How Kate Bush changed the course of hip hop
It makes me very happy that Big Boi (of OutKast), one of my favorite rappers, is a huge fan of Kate Bush. I can’t help but smile as I imagine 13-year-old Antwon Patton walking around Atlanta with "Babooshka" playing on repeat on his walkman, utterly lost in his headphones.
I always love hearing musicians talk about their influences, because so often they mention artists you wouldn't expect them to listen to — artists from totally different genres or styles. Banjo players who love metal. Metal guitarists who love opera. And, in Big Boi's case, hip-hop geniuses who love experimental glam-rock.
This makes me think a bit about how my own horizons of taste are sometimes a bit too close. For instance, I've always had a pretty strong dislike for the music of ABBA. I don't know why, exactly, but I can't get into their stuff. I guess it's just too far outside of my own interests and the things I consider part of my identity as a music fan.

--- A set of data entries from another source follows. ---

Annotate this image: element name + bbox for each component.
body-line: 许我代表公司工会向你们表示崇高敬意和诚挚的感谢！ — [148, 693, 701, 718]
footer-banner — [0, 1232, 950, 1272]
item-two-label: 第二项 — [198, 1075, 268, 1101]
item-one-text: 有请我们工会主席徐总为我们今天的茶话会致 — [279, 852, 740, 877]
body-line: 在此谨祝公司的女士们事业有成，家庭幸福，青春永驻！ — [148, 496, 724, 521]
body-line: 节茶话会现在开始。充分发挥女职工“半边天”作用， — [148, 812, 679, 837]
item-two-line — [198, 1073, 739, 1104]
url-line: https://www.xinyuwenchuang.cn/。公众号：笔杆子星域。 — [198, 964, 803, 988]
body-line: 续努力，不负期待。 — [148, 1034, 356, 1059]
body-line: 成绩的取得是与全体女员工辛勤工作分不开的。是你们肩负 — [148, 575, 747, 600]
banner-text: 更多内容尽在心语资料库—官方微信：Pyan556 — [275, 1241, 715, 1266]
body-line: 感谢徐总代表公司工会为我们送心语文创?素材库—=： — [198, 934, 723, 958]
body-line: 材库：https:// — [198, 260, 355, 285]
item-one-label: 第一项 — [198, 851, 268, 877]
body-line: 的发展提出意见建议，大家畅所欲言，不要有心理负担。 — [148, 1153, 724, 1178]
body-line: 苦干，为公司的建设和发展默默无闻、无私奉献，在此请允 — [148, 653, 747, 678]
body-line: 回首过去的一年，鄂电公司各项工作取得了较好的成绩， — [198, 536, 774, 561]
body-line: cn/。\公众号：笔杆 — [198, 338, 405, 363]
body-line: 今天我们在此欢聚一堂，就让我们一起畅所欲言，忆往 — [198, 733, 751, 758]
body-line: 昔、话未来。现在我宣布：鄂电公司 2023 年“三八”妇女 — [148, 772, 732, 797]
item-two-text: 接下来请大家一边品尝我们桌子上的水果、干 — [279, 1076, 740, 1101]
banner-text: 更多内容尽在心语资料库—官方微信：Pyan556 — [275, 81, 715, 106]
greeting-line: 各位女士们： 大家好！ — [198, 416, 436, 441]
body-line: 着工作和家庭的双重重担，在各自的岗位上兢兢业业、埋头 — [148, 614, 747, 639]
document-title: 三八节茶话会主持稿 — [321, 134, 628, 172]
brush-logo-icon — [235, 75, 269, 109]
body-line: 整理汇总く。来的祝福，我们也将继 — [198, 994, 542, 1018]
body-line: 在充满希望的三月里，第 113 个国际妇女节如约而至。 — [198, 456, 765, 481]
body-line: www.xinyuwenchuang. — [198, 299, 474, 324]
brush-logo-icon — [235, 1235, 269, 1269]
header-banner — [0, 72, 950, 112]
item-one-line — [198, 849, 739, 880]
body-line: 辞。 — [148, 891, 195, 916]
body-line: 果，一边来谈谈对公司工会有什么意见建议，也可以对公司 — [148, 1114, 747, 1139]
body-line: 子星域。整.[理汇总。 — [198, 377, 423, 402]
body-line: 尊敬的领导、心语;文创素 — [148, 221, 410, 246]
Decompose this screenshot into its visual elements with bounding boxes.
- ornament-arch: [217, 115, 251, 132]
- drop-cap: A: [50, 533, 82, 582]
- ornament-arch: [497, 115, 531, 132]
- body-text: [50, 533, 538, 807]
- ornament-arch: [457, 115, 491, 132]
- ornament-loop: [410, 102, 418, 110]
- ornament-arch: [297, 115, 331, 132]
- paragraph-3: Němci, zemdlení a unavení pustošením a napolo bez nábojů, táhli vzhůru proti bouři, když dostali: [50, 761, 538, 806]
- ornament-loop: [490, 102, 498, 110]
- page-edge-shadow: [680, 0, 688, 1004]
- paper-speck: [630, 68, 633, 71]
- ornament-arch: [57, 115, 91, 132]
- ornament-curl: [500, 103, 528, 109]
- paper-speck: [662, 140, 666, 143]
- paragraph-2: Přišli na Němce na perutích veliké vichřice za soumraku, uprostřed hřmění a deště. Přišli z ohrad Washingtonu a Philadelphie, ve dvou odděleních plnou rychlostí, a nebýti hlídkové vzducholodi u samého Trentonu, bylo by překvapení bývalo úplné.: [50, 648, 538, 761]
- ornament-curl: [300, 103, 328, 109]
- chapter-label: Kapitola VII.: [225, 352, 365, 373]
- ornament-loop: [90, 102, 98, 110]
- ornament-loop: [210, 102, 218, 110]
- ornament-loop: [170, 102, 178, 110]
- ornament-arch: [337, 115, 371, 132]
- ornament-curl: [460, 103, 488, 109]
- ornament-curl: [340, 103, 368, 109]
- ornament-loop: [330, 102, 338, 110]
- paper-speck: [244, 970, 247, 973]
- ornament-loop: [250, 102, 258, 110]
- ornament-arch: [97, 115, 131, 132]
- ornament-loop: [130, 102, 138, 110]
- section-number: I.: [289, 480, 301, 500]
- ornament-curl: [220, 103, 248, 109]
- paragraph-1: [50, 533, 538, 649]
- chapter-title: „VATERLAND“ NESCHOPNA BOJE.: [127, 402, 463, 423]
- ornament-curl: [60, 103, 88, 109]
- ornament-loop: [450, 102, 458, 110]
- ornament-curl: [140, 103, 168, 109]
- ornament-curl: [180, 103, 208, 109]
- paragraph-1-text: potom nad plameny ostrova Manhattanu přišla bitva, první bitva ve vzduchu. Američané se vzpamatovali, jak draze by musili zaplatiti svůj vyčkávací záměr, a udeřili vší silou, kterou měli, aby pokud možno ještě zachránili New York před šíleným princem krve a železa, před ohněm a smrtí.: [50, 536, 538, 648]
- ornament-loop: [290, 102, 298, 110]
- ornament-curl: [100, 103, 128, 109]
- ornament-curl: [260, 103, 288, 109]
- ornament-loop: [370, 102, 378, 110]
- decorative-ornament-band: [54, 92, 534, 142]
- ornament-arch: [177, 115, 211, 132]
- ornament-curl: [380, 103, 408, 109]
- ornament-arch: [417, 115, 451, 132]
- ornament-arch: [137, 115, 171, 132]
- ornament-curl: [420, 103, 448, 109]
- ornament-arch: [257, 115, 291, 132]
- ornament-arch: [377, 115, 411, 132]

But every time I've ever mentioned this to a musician friend, their reply is almost always the same: Give it a little more time, they say. You gotta listen to (list of three albums), and pay attention to how they handled the vocal harmonies. Nobody else was doing that back then, and The New Pornographers totally wouldn't be here without them.
So, where I dismissed ABBA on the first listen, my more talented friends instead tried to understand. They were curious. They found a way to connect to it, and then learn from it. In the end, I think, that's how an artist grows.
I'm realizing, more and more, that being a musician, or writer, or designer, or whatever — somebody who makes things — is as much about how you experience others' work as it is about your own craft. It's a willingness to see everything as grist for the mill, a kind of relentlessly open attitude. A desire to understand and connect rather than criticize, no matter how different or strange.
I love that, to musicians, it's all just music. Where more casual listeners might 'wear' their music taste like clothes, musicians often seem eager to try on as many outfits as possible.
I'm not that familiar with Kate Bush, unfortunately. (Here's a nice primer if you're not familiar either.) But I listened to a few of her tracks this morning and all of a sudden I started to hear it: certain similarities, certain echoes of her style in Big Boi's work. I could see some of the connecting threads.
So Kate Bush, it turns out, influenced OutKast, and then they've influenced hip hop ever since. Who knows what kid might be walking around right now, listening to Outkast on her phone, absorbing it, digesting it, letting it guide her as she starts to find her own voice? Maybe this kid is, I dunno, a student of the pipe organ, and her love of classic hip hop is going to change church music forever. I could totally see it.